Comme les reins du coléoptère entourent son intestin postérieur, les cellules du leptophragmata fonctionnent en pompant des sels dans les reins afin que les coléoptères puissent récupérer l’eau de l’air humide par leur rectum et, de là, dans leur corps. (Université de Copenhague)
Lorsque l’équipe a réduit au silence l’expression du gène Nha1, les coléoptères ont vu leur perte d’eau excrétoire augmenter de façon spectaculaire et ils n’ont pas survécu dans des conditions de sécheresse qui étaient auparavant habitables.
Outre le fait de mieux comprendre l’un des plus impressionnants phénomènes naturels de survie en milieu aride, les scientifiques pensent que cette découverte permettra de mettre au point des méthodes respectueuses de l’environnement pour contrôler les populations de coléoptères ravageurs qui menacent la sécurité alimentaire.
Le tribolium rouge de la farine, le charançon du blé, le tribolion brun de la farine et le doryphore de la pomme de terre, entre autres, détruisent environ 25 % de l’approvisionnement alimentaire mondial chaque année, et 100 milliards d’euros sont dépensés chaque année en pesticides. Ces produits nuisent à leur tour aux espèces utiles telles que les abeilles, ainsi qu’à l’environnement dans son ensemble.
Étant donné que les coléoptères peuvent extraire du liquide de grains secs avec seulement 1 à 2 % d’eau, le développement de moyens permettant d’inhiber leur capacité génétique à absorber cette eau et d’autres sources d’hydratation pourrait rendre ces environnements inhabitables pour eux.
Toujours selon Halberg :
Les insectes sont particulièrement sensibles aux changements dans leur équilibre hydrique. Ces connaissances peuvent donc être utilisées pour mettre au point des méthodes plus ciblées de lutte contre les espèces de coléoptères qui détruisent notre production alimentaire, sans tuer d’autres animaux ni nuire à l’homme et à la nature.
Nous savons maintenant exactement quels sont les gènes, les cellules et les molécules qui interviennent dans le coléoptère lorsqu’il absorbe de l’eau dans son rectum.
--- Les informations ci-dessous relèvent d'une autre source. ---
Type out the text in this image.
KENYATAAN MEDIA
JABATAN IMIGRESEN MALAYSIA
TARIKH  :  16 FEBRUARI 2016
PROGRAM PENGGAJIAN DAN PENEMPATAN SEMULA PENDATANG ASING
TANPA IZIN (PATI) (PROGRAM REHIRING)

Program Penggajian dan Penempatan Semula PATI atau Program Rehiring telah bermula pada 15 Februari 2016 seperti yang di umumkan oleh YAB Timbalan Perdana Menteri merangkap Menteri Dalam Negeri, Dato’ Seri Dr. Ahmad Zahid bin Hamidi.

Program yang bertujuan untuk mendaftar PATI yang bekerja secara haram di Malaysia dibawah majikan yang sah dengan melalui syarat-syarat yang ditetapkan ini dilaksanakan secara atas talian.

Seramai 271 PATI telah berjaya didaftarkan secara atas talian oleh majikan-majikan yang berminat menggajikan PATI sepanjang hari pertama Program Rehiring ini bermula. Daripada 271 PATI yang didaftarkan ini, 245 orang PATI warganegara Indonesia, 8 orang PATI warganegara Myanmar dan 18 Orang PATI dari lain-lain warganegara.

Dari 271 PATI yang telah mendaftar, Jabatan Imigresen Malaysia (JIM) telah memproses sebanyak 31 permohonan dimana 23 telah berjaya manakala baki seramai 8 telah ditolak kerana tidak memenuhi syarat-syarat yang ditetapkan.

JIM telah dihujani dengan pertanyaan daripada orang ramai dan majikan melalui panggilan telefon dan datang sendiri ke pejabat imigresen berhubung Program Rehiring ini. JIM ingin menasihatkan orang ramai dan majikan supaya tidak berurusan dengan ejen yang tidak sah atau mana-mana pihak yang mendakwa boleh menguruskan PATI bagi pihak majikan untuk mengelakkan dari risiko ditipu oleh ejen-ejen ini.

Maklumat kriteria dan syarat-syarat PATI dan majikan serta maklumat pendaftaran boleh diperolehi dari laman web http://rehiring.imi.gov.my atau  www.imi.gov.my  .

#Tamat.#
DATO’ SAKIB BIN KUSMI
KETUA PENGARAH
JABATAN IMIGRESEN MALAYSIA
Cela signifie que nous savons maintenant comment perturber ces processus très efficaces, par exemple en mettant au point des insecticides qui ciblent cette fonction.
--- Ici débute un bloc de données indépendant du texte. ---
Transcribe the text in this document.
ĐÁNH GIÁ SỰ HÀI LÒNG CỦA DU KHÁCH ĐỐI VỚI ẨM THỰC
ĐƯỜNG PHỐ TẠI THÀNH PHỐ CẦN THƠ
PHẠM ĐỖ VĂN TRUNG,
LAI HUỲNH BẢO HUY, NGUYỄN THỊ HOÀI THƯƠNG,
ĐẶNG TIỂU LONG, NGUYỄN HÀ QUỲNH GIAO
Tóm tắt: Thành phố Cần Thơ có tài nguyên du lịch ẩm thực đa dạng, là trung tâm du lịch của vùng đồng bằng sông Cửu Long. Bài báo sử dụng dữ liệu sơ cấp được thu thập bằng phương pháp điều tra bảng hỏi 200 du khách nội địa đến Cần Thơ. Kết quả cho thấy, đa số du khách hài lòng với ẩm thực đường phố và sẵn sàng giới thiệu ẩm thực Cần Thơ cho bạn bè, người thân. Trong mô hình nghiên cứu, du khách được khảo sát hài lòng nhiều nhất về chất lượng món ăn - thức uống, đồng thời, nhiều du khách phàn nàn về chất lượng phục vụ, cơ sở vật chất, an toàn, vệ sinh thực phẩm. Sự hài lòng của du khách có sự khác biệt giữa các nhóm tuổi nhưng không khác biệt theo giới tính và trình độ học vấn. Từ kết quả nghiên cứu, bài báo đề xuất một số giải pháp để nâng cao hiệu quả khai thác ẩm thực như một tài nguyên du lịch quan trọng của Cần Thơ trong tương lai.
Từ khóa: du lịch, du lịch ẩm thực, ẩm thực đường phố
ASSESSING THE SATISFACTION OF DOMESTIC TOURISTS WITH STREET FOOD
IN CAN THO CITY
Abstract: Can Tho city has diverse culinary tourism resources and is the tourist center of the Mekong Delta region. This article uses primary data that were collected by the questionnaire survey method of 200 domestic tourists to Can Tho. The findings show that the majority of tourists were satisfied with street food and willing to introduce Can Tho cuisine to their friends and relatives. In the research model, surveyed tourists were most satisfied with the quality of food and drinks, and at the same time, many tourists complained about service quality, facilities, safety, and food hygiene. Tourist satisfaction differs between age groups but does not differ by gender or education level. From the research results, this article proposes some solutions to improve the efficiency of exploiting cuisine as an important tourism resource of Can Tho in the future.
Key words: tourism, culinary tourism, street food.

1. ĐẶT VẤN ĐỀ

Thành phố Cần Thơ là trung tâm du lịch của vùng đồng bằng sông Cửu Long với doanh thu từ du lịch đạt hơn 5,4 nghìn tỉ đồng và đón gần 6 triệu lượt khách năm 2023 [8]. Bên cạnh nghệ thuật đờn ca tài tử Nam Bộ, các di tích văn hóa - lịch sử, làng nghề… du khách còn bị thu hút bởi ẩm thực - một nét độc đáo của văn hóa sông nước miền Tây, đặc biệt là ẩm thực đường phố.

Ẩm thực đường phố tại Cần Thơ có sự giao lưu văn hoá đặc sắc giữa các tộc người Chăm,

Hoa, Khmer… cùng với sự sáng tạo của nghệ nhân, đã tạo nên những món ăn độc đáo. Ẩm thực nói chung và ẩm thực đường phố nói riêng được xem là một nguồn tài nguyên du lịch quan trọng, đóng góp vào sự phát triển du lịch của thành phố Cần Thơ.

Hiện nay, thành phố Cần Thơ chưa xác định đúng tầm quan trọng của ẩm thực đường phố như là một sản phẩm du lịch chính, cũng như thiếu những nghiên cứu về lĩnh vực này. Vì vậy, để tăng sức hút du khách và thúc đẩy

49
L’étude publiée dans The Proceedings of the National Academy of Science : NHA1 is a cation/proton antiporter essential for the water-conserving functions of the rectal complex in Tribolium castaneum et présentée sur le site de la Faculté de science de l’Université de Copenhague : Researchers get to the “bottom” of how beetles use their butts to stay hydrated.